It’s rare an Ottawa girl longs for wretched weather in February. But I wanted a holy moley of a humdinger, a real screamer of a storm. I wanted to sit on my Wickaninnish Inn balcony with a cappuccino and watch the foam get blown off. I had packed my tuque, mitts, wellies, long johns. There were yellow slickers and rain pants in the closet. Signs all over the property warned of dangerous tides and slippy rocks and wicked winds.
This is prime winter storm watching at The Wick, a stunning Relais et Chateau property that manages to get sucked into its setting, so much the Wedgewood-slate colour of the sky and the rocks and the winter beach, dwarfed by the pines that stand sentry around it.
Alas, it wasn’t to be. Instead, I trotted the length of Chesterman Beach coatless. And took photographs of daffodils in full sunny bloom. In February. Hardly seemed Canadian, and yet I’ve never stayed in a place that makes me feel so chin-wobblingly patriotic.
A son at UVic, with a university reading week immediately following the Canadian Culinary Championship weekend in Kelowna, made a couple of days stay at the Wickaninnish Inn seem the perfect plan.
I came here vowing to eat leafy greeny things and drink nothing stronger than tea. It had been a weekend of glorious excess in Kelowna. Executive Chef Warren Barr at the Pointe Restaurant clearly felt my pain, for course number one was a stunning Study of Carrots with a lively lime yogurt and a gently curried granola. Not served with tea, thank God, but with the 2013 Unsworth Vineyards Pinot Gris, grown from 100% Vancouver Island grapes. Then a dark and sparkling lamb consommé with wisps of spinach, dainty little lamb ricotta meatballs and a poached quail egg. Pierce the egg, and the soup clouded to a comforting stracciatella. Seafood next – marinated mussels, clams and spot prawns with a brunoise of house-cured lardo and a fennel foam. With it, the 2013 Black Hills Alibi.
And then things got a little heavier. Pig and Pinot Noir. But a stunner of a dish – whey glazed Kurobota pork copa from Sloping Hill (Qualicum Beach) partnered with squash three ways, toasted walnuts, confit grapes, and finished with a pork and walnut tuile. With the pork, a rich, graceful 2011 Carson Pinot Noir from Naramata.

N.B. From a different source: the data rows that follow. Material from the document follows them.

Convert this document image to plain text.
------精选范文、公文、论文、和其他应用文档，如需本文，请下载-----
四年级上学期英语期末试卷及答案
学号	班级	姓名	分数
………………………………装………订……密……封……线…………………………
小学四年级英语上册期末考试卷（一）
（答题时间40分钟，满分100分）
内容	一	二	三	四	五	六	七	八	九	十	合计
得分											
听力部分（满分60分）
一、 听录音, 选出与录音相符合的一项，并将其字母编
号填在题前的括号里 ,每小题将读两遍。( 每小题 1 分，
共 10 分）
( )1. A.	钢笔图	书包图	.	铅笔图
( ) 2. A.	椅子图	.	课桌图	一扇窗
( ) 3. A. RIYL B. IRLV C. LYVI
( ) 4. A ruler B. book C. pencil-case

Cheese next – Fraser Valley St George, warmed and oozy – served with dehydrated beets and burnt honey – followed by a trio of exquisite desserts, paired with a silky dessert wine from Venturi Schulze Vineyards, made from the Madeleine Sylvaner grape. It tasted a bit like sherry, with the weight of port. If that makes any sense. Made good sense to drink it anyway.
And finally, tea. Which was the plan all along.